The Danquah Institute has expressed some pessimism about the work of the Constitutional Review Commission leading to constitutional amendments of provisions that are entrenched before the term of the current administration ends in January 2013.

“We are rather cautious about the work of the Constitutional Review Commission finishing in time to be put before a national referendum before the 2012 general elections, especially when it could cost nearly as much as general elections to conduct that referendum and whether or not it would not be frustrated by the usual partisan considerations that distort the appreciation of issues of common national interest,” DI says.

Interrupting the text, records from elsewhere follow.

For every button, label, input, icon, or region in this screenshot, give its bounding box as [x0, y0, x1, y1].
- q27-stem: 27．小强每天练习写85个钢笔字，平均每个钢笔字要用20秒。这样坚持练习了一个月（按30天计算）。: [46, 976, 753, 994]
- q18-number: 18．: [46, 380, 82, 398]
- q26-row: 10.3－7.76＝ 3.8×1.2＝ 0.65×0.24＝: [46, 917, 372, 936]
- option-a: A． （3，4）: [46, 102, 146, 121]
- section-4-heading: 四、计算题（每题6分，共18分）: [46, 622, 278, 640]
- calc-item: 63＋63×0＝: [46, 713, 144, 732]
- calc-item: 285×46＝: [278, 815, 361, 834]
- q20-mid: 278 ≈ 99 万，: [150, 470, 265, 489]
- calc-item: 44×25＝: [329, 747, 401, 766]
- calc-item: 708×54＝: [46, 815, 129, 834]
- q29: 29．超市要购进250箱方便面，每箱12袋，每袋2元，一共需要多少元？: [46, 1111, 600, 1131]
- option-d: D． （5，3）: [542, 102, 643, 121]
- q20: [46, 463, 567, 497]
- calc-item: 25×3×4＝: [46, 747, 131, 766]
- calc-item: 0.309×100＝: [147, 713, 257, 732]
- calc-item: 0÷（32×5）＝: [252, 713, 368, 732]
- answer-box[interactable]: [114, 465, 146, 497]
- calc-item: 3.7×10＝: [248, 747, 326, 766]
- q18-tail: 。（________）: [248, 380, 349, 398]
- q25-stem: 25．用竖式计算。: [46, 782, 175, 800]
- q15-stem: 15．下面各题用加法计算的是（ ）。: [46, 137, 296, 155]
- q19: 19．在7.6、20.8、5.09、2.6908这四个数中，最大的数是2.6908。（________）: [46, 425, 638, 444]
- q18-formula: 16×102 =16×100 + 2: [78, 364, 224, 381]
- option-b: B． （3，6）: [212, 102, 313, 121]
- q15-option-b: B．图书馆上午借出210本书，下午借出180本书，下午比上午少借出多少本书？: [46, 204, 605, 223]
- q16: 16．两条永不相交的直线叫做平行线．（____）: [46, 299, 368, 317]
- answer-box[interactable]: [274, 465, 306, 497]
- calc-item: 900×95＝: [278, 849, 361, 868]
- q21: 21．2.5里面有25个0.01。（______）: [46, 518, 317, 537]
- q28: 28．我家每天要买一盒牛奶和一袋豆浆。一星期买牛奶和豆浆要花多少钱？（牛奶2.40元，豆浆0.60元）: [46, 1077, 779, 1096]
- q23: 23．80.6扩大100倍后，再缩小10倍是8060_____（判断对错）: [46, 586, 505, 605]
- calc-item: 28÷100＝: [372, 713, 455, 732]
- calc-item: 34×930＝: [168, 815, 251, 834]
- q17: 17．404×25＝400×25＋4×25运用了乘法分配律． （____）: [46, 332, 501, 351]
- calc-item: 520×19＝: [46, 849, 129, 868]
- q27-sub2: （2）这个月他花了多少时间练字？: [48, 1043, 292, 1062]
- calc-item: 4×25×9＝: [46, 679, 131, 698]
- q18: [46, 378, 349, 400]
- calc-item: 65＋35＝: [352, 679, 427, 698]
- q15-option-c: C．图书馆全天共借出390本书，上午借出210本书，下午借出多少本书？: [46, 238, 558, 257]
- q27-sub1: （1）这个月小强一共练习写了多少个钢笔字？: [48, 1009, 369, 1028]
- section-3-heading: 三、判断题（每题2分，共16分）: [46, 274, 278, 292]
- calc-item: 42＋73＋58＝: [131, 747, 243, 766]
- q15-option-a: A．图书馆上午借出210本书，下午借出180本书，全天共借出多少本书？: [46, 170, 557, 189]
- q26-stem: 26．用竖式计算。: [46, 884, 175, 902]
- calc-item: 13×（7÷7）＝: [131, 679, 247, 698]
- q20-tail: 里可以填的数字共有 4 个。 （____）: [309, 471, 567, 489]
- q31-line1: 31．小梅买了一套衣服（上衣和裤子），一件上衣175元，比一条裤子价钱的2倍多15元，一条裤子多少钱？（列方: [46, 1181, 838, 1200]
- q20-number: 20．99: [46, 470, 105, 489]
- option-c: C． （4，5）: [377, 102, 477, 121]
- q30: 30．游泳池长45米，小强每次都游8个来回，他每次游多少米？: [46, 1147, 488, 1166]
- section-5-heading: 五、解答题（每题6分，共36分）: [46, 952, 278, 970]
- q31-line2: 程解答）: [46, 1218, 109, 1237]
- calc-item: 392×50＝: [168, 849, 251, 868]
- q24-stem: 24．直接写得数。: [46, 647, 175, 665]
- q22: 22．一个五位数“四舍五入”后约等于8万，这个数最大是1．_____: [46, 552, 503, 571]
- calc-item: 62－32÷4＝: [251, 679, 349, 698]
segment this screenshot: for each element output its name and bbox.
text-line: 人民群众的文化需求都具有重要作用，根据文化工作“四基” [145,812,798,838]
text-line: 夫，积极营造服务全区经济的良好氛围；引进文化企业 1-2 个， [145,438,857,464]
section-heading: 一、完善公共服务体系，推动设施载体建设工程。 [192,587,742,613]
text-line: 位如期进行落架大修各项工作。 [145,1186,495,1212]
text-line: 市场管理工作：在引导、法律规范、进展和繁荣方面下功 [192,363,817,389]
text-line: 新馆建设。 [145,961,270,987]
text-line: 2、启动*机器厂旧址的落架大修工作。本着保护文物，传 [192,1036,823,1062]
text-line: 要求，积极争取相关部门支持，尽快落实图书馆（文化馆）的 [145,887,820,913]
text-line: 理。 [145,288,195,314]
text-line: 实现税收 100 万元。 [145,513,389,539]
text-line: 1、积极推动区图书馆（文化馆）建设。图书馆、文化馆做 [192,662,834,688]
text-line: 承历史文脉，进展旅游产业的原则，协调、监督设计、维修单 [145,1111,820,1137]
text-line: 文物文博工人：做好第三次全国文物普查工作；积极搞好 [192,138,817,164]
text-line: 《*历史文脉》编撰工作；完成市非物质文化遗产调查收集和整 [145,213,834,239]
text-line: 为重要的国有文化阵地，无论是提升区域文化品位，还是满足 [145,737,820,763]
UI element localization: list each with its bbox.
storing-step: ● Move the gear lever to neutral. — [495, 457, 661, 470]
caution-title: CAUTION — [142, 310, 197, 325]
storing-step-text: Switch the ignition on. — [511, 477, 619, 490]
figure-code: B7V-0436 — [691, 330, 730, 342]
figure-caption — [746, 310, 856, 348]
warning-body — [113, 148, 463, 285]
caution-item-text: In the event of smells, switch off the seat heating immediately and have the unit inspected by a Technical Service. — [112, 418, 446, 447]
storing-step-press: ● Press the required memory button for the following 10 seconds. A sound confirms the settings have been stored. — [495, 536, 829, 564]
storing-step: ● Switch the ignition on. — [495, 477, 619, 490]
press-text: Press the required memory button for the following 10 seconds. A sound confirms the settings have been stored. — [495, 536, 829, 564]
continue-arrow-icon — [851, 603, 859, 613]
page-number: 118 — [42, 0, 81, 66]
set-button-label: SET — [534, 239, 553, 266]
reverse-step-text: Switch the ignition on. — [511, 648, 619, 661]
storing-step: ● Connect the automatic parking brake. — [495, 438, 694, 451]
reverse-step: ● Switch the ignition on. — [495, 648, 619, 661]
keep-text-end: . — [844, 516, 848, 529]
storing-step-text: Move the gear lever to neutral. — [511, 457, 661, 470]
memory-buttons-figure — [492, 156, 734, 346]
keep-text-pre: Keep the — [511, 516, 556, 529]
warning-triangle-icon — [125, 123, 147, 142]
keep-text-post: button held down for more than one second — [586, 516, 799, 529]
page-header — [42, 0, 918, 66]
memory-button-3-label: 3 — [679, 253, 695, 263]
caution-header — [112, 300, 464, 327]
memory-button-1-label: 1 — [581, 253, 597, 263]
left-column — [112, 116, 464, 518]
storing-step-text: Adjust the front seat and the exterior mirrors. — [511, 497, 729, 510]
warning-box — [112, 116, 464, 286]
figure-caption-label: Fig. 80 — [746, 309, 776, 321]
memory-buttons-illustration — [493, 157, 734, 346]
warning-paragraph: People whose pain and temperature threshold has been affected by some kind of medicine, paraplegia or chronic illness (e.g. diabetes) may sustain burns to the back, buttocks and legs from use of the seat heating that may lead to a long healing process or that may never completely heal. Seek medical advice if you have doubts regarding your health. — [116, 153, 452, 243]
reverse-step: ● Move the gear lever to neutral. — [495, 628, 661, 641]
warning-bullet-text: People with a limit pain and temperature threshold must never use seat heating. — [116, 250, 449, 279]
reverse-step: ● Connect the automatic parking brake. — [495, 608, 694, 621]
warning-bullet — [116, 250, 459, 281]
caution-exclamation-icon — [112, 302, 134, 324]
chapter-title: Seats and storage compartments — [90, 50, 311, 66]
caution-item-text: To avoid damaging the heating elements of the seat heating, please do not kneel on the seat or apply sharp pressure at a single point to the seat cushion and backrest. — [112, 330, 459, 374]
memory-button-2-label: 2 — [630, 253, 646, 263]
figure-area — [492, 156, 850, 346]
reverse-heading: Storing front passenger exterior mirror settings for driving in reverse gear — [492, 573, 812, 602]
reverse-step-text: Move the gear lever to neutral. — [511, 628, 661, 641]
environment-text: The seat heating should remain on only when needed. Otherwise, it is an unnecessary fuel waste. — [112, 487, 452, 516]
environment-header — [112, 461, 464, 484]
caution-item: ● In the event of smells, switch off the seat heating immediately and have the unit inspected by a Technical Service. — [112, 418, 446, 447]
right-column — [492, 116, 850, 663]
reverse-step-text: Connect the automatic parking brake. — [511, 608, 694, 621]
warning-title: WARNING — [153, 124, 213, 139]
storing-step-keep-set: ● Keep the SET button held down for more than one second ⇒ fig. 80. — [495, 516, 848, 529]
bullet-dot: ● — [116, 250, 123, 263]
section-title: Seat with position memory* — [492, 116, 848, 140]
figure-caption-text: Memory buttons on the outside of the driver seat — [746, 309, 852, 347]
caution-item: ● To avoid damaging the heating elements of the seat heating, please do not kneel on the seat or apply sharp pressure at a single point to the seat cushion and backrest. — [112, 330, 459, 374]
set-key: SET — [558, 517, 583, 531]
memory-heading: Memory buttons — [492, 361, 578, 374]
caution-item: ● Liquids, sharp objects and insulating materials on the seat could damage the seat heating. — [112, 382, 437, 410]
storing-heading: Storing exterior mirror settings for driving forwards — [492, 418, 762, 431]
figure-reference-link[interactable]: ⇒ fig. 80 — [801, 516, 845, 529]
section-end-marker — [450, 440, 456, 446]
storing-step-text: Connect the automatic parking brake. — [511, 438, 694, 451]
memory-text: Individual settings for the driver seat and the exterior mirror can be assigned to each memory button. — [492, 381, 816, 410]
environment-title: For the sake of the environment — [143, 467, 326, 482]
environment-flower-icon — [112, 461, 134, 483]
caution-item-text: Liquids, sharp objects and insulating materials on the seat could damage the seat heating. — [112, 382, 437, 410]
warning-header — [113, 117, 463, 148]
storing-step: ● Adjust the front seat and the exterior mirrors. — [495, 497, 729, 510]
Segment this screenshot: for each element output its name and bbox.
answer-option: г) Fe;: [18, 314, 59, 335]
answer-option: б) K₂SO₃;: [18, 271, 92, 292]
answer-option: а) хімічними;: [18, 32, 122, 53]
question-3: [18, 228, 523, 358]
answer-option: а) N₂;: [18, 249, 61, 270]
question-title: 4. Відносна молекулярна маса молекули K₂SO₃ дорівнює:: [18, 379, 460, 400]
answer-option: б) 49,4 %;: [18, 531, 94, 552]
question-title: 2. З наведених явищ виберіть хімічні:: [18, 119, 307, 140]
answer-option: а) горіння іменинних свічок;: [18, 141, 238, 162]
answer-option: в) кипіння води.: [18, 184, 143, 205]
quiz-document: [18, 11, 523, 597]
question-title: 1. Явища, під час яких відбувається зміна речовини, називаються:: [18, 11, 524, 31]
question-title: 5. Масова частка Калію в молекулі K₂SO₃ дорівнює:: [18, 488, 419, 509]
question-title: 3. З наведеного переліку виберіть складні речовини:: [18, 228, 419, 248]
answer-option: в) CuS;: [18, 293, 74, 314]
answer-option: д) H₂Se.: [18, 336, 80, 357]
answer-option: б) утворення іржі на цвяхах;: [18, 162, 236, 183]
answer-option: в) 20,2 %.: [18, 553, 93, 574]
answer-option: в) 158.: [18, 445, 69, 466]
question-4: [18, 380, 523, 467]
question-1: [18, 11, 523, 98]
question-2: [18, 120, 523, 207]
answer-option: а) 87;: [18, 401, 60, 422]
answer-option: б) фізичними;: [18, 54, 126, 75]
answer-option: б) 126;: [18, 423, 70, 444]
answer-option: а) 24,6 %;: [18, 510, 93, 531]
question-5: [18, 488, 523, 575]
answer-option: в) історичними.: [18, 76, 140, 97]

But, DI believes it is “a step in the right direction for a government to appreciate the importance of guaranteeing the integrity of the chief prosecutor of any democracy. This role is central in a democracy governed by the rule of law and critical to the general expectation of an effective criminal justice system.”

The Danquah Institute shares the view that the country is “so polarised that the creation of an independent prosecution service manned by people with unimpeachable credibility would contribute to public safety and public confidence in the administration of criminal justice in Ghana. It must be seen that justice would be carried out objectively and fairly, without improper influence or interference from any source.”

DI is also calling for the “introduction of a standard charge approval process which should ensure that cases which go to court are sufficiently supported by the anticipated admissible evidence, and that prosecutions are pursued only if they are in the public interest and not because party supporters or party leaders want it.”

It sees the current pressure being put on Attorney-General Betty Mould-Iddrisu as “unhelpful to the development of our democratic institutions. We are, therefore, urging the leadership of political parties to advise their followers to allow the rule of law to work.”

In expressing its disquiet with the present political agitations for the prosecutions of public officials, DI poses the question, “What is the guarantee that party supporters would not in the future be marching to the offices of an independent prosecutor to demand prosecutions or otherwise if their leaders are reluctant today to discourage them?”

The powers of the Attorney General fall under Chapter 8 of the Constitution of Ghana, an entrenched provision. The Constitution necessarily sets out a difficult process for amendment under Article 289.

It stipulates, inter alia: 289 (2) A bill for the amendment of an entrenched provision shall, before Parliament proceeds to consider it, be referred by the Speaker to the Council of State for its advice and the Council of State shall render advice on the bill within thirty days after receiving it.

(3) The bill shall be published in the Gazette but shall not be introduced into Parliament until the expiry of six months after the publication in the Gazette under this clause.

(4) After the bill has been read the first time in Parliament it shall not be proceeded with further unless it has been submitted to a referendum held throughout Ghana and at least forty percent of the persons entitled to vote, voted at the referendum and at least seventy-five percent of the persons who voted cast their votes in favour of the passing of the bill.

(5) Where the bill is approved at the referendum, Parliament shall pass it.

(6) Where a bill for the amendment of an entrenched provision has been passed by Parliament in accordance with this article, the President shall assent to it.